Что простительно Квентину Дорварду, непростительно Бриану де Буагильберу — посвященному рыцарю, ибо он дистанцию нарушил. Земная женщина — ее имя, внешность, даже слухи о ее красоте — может вызвать резонанс, активизировать пространство Прекрасной Дамы… и только. Упаси боже попасть в сферу ее притяжения; сказано в «Экклезиасте»: «Я смотрю на мир глазами своей души и нахожу женщину горше смерти. Она есть охотничий силок, ее сердце — клетка, ее руки — цепи».

Удивительным колоритом «amar» окрашено стихотворение Александра Блока «Влюбленность». Отречение от земной тягости, сублимация «тела души», чувство вселенной более высокой выражено родственным «amar» словом «влюбленность».

Королевна жила на высокой горе, И над башней дымились прозрачные сны облаков. Темный рыцарь в тяжелой кольчуге шептал о любви на заре В те часы, когда Рейн выступал из своих берегов. Над зелеными рвами текла, розовея, весна.
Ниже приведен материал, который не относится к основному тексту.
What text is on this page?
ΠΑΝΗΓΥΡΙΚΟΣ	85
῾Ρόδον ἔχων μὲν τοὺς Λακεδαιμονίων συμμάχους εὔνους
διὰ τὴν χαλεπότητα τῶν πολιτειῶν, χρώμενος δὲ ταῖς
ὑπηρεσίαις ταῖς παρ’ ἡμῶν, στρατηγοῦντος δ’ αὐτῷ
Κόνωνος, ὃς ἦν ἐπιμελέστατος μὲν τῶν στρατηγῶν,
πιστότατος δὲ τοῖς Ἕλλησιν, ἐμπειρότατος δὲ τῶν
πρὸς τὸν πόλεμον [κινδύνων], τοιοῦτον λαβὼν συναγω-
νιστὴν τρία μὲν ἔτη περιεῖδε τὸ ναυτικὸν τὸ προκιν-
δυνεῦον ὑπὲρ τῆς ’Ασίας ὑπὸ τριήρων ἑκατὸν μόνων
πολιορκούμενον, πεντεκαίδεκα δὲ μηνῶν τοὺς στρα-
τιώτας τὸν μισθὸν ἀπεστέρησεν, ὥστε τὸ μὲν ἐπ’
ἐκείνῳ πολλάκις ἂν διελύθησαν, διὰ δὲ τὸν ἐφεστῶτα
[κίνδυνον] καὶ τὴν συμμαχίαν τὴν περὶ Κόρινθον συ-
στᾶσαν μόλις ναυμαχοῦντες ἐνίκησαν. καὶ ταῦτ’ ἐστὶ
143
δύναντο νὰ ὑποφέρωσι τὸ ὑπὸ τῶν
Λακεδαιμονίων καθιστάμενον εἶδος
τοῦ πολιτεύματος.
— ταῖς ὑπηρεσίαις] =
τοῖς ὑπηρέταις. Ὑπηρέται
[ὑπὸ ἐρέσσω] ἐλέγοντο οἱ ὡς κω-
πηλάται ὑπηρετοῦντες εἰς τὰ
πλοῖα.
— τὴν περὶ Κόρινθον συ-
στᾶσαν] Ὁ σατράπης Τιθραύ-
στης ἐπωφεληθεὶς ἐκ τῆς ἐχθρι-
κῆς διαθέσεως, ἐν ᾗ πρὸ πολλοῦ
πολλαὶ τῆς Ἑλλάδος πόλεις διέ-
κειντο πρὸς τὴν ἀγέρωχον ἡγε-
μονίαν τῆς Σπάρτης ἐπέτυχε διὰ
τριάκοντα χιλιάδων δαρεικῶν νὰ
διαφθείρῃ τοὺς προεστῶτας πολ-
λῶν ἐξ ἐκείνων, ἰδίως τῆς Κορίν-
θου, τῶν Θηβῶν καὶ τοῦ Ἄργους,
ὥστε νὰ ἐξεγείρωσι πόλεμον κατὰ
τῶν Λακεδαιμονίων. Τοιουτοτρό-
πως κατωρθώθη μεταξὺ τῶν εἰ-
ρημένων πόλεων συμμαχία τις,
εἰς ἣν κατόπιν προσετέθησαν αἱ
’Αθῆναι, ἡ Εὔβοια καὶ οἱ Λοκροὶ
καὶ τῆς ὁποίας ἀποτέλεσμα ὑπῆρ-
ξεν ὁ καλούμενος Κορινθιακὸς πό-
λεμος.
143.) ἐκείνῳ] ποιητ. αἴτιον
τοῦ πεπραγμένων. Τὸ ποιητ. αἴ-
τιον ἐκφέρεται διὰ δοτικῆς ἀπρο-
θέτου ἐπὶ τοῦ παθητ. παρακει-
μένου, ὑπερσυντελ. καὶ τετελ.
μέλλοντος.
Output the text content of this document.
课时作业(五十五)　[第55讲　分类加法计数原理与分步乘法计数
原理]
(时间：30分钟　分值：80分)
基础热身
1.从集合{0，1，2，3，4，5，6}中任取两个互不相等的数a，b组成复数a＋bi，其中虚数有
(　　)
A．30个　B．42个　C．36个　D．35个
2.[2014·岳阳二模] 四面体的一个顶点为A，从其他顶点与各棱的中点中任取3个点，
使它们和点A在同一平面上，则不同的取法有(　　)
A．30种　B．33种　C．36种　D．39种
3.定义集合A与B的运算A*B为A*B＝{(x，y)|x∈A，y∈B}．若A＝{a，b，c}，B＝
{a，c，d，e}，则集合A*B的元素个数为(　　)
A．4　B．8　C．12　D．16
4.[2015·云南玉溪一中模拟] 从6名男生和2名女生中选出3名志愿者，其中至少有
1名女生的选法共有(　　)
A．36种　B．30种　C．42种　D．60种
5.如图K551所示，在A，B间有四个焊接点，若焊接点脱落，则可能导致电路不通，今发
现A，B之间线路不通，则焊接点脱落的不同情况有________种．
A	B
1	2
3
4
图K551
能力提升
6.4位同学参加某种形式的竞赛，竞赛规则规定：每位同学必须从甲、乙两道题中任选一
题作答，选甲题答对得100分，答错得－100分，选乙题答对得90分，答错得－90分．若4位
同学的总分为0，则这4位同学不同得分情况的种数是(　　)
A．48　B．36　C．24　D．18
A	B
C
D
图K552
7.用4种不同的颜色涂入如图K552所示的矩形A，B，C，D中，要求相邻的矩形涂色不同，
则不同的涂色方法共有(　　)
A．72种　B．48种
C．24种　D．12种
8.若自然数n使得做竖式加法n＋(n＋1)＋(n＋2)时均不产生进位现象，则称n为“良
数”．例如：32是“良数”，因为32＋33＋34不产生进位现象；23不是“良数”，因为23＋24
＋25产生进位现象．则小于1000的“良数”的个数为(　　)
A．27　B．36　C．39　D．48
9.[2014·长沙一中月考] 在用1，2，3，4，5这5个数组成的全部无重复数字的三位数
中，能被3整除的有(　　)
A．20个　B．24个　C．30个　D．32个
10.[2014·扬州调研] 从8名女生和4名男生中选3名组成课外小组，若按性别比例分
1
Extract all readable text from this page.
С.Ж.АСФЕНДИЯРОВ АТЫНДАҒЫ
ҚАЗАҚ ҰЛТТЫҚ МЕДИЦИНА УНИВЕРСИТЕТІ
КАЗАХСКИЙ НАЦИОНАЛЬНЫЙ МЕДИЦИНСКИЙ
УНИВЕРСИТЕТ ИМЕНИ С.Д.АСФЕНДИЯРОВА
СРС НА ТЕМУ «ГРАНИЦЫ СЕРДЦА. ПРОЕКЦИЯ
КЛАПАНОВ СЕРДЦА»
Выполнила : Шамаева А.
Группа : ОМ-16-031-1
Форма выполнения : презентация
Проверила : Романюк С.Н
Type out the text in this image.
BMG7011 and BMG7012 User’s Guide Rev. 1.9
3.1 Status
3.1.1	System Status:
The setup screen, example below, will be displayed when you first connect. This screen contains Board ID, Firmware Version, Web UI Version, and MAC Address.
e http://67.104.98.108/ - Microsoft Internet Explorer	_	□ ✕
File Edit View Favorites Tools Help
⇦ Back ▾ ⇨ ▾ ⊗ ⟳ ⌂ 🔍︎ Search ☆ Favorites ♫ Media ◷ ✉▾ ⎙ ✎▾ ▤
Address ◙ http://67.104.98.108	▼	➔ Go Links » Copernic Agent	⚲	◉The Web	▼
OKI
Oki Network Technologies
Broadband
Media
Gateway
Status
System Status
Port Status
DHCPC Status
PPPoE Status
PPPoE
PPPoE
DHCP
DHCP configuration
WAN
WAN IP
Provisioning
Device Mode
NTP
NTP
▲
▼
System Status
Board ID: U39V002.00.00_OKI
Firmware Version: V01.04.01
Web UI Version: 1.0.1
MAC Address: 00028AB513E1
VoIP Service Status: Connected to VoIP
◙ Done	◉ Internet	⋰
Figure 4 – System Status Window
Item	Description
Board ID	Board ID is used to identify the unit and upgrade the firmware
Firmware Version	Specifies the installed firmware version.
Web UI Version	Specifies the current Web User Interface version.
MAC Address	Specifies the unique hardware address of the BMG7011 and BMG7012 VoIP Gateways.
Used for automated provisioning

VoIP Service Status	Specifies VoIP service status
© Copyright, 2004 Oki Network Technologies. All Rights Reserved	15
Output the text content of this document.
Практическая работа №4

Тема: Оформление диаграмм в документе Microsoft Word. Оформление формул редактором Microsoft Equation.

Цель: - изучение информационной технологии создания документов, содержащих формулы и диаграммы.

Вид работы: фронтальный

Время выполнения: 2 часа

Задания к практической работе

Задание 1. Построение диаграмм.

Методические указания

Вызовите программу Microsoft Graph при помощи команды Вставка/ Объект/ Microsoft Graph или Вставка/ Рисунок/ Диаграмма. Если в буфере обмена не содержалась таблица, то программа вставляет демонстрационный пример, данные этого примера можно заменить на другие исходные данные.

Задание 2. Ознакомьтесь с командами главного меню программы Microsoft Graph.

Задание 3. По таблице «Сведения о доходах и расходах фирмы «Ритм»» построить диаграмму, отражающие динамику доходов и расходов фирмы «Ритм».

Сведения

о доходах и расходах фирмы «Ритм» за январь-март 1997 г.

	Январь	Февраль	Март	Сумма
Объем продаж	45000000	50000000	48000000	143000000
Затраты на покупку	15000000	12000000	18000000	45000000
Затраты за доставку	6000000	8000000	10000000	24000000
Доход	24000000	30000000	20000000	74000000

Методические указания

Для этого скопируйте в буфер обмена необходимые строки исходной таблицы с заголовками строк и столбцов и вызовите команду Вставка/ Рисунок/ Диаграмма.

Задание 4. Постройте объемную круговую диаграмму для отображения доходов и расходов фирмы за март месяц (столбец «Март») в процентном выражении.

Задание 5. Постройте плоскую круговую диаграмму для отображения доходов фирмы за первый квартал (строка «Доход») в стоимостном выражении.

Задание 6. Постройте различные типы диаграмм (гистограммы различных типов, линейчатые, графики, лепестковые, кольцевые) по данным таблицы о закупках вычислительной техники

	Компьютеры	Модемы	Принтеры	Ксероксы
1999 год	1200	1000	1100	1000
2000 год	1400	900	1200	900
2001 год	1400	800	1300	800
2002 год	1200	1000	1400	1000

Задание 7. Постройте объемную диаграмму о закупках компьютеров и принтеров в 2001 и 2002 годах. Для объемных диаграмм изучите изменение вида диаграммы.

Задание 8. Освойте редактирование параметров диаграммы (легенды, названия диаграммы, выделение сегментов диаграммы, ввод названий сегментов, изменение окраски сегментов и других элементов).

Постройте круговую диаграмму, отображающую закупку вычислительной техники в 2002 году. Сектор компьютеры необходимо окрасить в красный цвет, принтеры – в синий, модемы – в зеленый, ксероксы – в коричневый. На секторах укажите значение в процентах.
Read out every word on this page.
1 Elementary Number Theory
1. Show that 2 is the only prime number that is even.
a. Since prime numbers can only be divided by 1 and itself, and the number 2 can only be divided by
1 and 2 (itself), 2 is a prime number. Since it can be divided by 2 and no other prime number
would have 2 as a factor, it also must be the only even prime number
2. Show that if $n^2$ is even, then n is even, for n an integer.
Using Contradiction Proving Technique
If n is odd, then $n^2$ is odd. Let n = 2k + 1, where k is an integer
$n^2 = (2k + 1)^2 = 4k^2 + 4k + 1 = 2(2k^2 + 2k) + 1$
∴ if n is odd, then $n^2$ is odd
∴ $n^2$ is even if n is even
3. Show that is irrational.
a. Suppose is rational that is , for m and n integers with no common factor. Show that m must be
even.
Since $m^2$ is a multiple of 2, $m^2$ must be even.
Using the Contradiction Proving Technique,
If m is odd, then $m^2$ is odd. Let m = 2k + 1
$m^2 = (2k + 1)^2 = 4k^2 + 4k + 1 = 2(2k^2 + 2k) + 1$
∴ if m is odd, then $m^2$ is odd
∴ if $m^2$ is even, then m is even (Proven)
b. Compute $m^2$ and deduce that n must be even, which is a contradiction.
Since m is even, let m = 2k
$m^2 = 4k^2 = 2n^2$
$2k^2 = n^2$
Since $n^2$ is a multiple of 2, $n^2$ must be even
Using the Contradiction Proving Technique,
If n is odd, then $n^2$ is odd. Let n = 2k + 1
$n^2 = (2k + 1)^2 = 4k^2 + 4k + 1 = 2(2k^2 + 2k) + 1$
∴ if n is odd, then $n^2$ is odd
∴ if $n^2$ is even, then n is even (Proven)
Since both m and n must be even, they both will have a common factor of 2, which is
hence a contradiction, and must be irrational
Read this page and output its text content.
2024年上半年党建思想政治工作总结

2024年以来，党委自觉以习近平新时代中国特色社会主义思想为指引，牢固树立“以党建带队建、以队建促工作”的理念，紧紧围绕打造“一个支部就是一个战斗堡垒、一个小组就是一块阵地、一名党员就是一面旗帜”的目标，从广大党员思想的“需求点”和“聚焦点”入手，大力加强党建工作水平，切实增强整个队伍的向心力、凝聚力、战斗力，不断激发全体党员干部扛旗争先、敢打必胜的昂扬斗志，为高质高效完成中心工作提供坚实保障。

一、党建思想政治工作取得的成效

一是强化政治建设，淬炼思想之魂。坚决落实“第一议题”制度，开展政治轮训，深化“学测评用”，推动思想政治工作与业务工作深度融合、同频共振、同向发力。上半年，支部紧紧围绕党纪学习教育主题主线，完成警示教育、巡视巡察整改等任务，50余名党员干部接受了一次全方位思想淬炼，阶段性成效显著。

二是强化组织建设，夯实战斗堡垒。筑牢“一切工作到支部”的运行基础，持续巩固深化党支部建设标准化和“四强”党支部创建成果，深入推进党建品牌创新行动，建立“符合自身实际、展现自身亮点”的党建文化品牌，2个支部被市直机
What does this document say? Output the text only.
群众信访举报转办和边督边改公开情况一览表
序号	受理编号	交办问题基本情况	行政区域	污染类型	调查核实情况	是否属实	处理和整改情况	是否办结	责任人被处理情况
Непомерность ждала в синевах отдаленной черты. И влюбленность звала — не дала отойти от окна, Не смотреть в роковые черты, оторваться от светлой мечты.

Времени, расстояния, постоянства не существует. Свободный живой простор героики, роскошное любовное томление, плавное, дивное легкомыслие в «прозрачных снах облаков». Но воздушная в оттенках холода страсть достигается беспощадным мучительным усилием. Вселенная этой страсти кипит враждой, войной, багряно-золотой исступленностью загадочного порыва:

Не смолкает вдали властелинов борьба, Распри дедов над ширью земель. Но различна Судьба: здесь — мечтанье раба, Там — воздушной Влюбленности хмель. И в воздушный покров улетела на зов Навсегда… О, Влюбленность! Ты строже Судьбы! Повелительней древних законов отцов! Слаще звука военной трубы!

Здесь и Там несоединимы, мечтанье раба о блаженном расползании в женском теле оппозиционной влюбленности, нелепо угадывать в морде базарной шлюхи черты Прекрасной Дамы. Дикая мысль о «совпадении противоположностей», положенная в основу христианской диалектики, неисчислимые бедствия принесла. Трудно не заметить кошмарного аспекта мистерии Христа. Зачем и ради кого Богу воплощаться человеком и позорно гибнуть на кресте? Ради подлого человеческого месива, которое не живет, а копается в геологии «ничто»? Спасти, вызволить душу из оков бренного мира нельзя, можно дать ей познавательный импульс. И потом: какая «душа» у этого людского скопища, анимированного стихийной турбуленцией?

Бог мученической смертью спас всех, потом оказывается — не всех, но только рабски преданных Церкви-матери — кому нужны все подобные абсурды, кроме власть имущих? Луи Шарпантье восхищается цивилизаторской и «хозяйственной» деятельностью Тампля. Если это так, значит, тамплиеры стали жертвой «темной стороны» добродетели: милосердие, милостыня весьма необходимы для нормальной функциональности индивида, но «умному сердцу» надобно избегать соучастия в суматохе нищих, голодных, страждущих — тут Ницше сто раз прав. Материя — это «лишенность» (privatio), дети матери нуждаются всегда. Хорош был бы Геракл в заботах об Антее.

Сыновьям отцов не пристало иметь дело с «маменькиными сынками».